Whether an activity is upstream or downstream depends on the point of analysis in a supply chain. A manufacturer considers suppliers as upstream and customers as downstream. Within a manufacturer, control over activities in the supply chain is subject to a company’s management. Even so, a manufacturing activity that occurs prior to another is considered an upstream activity. Control over activities outside the company is subject to inter- company negotiations, cooperation and technology. The firms involved in the chain of upstream and downstream processes keep their eyes on several other dimensions, such as strategies, integration and improvement.

(i) It is important to understand the strategies of supply chain partners. A supplier may have a strategy to grow and begin to perform manufacturing functions infringing on other supply chain member’s markets. Understanding the incentives of suppliers, as well as customers, helps to plan for these types of changes. In order to remain a powerful player in a supply chain, a company can no longer afford to focus on its own business or those of its competitors, it must understand supply chain members business as if they were their own.

(ii) Integration of business processes throughout a supply chain depends on

cooperation of members. For example, a manufacturer who decides to sole-source a component with one supplier can control and integrate with the supplier to streamline business processes. Technology can be implemented to make business processes between companies easier to perform. For example, a supplier can change from requiring a purchase order for every delivery to having an open purchase order that simply keeps track of shipments based on material requirements plans from the manufacturing resource planning software of a manufacturer. This type of integration becomes less likely when suppliers serve many manufacturers.

(iii) Manufacturers in a supply chain make ‘make-or-buy’ decisions that affect the chain. They do this based on cost and scheduling improvements available. Manufacturers may also begin using distributors to capture additional markets or decide to concentrate on larger customers whom they can serve directly. All of these types of potential improvements depend on understanding the motivations and incentives of the companies in a supply chain.

Industries, to have a smooth and uniterrupted fuctioning, depend heavily on the upstream and downstream requirements.

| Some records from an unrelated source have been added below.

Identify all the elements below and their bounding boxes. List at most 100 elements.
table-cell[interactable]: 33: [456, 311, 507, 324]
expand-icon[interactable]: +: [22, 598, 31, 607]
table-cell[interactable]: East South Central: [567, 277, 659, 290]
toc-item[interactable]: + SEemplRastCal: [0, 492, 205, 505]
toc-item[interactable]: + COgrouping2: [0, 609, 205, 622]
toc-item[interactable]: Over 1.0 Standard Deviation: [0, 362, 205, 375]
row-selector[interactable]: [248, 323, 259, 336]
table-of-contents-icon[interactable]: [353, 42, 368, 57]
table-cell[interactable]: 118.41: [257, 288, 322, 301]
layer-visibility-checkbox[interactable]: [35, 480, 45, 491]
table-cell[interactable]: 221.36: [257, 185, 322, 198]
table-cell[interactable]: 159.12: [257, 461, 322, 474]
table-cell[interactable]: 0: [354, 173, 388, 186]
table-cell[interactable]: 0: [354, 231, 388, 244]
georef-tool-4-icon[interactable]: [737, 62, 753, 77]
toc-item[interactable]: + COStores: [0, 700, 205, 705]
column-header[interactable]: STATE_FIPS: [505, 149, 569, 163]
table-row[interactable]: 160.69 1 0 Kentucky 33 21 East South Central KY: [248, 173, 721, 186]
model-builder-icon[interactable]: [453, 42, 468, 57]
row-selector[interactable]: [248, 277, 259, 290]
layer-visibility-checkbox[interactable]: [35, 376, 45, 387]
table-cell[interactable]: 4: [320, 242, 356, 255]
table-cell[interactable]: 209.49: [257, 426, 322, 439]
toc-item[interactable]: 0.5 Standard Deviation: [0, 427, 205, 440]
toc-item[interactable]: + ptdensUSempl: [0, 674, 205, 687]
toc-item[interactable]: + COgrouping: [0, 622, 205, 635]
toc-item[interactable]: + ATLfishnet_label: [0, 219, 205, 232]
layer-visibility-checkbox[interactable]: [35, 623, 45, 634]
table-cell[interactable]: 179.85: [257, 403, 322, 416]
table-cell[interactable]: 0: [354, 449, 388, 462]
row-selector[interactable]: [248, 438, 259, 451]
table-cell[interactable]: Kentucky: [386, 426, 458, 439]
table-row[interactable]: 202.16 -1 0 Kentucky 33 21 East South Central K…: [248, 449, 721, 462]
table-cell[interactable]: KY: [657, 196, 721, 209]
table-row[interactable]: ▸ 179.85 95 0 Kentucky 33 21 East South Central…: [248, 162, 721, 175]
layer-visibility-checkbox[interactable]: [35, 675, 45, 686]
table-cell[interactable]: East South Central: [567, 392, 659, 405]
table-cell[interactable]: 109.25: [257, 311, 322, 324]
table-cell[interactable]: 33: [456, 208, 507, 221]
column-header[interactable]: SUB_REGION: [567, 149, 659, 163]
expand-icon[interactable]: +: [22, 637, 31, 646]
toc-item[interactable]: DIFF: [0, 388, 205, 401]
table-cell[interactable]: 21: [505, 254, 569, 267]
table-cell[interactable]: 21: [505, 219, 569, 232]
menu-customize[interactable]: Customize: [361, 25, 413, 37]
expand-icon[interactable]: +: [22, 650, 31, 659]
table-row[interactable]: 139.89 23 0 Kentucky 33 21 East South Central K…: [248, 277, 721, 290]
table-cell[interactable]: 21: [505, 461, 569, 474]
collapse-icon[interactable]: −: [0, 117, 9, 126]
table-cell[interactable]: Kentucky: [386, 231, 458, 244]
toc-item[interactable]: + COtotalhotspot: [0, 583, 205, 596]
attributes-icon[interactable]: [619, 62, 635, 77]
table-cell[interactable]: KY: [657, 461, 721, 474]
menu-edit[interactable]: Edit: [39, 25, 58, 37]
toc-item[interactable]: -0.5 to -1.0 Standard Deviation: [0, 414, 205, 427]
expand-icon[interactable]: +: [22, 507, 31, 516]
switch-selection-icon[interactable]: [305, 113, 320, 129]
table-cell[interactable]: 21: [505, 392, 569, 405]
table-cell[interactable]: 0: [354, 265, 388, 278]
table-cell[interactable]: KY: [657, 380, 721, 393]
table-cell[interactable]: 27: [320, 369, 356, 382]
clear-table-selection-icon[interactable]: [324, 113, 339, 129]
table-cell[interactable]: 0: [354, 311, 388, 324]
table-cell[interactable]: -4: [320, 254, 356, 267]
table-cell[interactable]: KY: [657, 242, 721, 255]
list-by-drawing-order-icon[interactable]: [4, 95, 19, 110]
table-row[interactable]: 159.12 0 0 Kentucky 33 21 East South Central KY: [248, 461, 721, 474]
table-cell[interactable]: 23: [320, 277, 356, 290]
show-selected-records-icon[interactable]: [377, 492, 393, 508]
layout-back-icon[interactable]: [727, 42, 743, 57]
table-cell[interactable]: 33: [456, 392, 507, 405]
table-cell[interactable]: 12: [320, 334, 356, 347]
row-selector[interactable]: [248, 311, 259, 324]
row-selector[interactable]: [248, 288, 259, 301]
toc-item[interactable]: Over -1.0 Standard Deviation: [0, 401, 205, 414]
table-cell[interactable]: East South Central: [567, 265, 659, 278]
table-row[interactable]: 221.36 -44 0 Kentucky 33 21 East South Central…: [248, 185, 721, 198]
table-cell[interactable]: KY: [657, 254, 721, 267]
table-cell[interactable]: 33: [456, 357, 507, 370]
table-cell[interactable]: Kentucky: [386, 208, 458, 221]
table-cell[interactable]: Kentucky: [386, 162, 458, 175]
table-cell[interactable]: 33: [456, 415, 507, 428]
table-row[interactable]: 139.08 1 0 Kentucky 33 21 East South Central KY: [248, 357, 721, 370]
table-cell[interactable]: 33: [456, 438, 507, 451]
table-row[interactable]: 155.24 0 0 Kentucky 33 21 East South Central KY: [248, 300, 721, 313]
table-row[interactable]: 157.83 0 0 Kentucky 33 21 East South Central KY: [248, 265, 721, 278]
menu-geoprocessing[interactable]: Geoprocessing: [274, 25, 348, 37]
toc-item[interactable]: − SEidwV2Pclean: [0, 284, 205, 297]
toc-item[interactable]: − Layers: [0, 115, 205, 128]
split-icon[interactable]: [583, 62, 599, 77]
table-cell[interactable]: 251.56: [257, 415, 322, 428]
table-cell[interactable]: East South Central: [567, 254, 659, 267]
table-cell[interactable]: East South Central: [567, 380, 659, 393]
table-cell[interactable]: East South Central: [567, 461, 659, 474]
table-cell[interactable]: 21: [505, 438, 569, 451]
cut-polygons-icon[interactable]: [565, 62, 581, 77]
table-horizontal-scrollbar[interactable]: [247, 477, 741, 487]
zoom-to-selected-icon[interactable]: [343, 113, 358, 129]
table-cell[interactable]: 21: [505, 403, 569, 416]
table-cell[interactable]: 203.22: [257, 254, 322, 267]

In the case of India , we find several bottlenecks in both the processes:

(i) In the case of the private sector, the downstream process seems better. But it is not so. Upto the level of ‘wholesale’ it is somewhat organised, but the retail trading is quite fragmented. India’s retail business remains least organised. Organised retail is yet to evolve in the country, thus, the levels of uncertainities, potential of market access, monitoring and regulation of retail market are too weak.

(ii) Upstream processes are also not up-to-the-mark. From the stage where the wholesale comes into picture, things look better. But outsourcing the raw from the local producers is an uphill task in the country. Due to this the upstream segment of the economy has remained too weak and frgamented.

(iii) The industrial and manufactured sectors have been managing their upstream and downstream requirements, but their heavy depenence on the unorganised sector is a challenging issue in front of India.

(iv) In the case of agricultural products, the situation is even worse. Agrimarkets of regulations by the APMCs did not allowed India to establish a common and single market. This has hampered not only the growth and business prospects, but it has also crippled the agricultural sector in a very serious way. It has taken the heaviest toll on the agriculture sector which still remains a non-remunerative profession.

(v) As India is to compete in the global market, it immediately needs to stregthen it upstream and downstream process. For this, India is advised to pick the best practices from around the world and integrate itself with the developed world with the better ways and the state-of-the-art tools and means.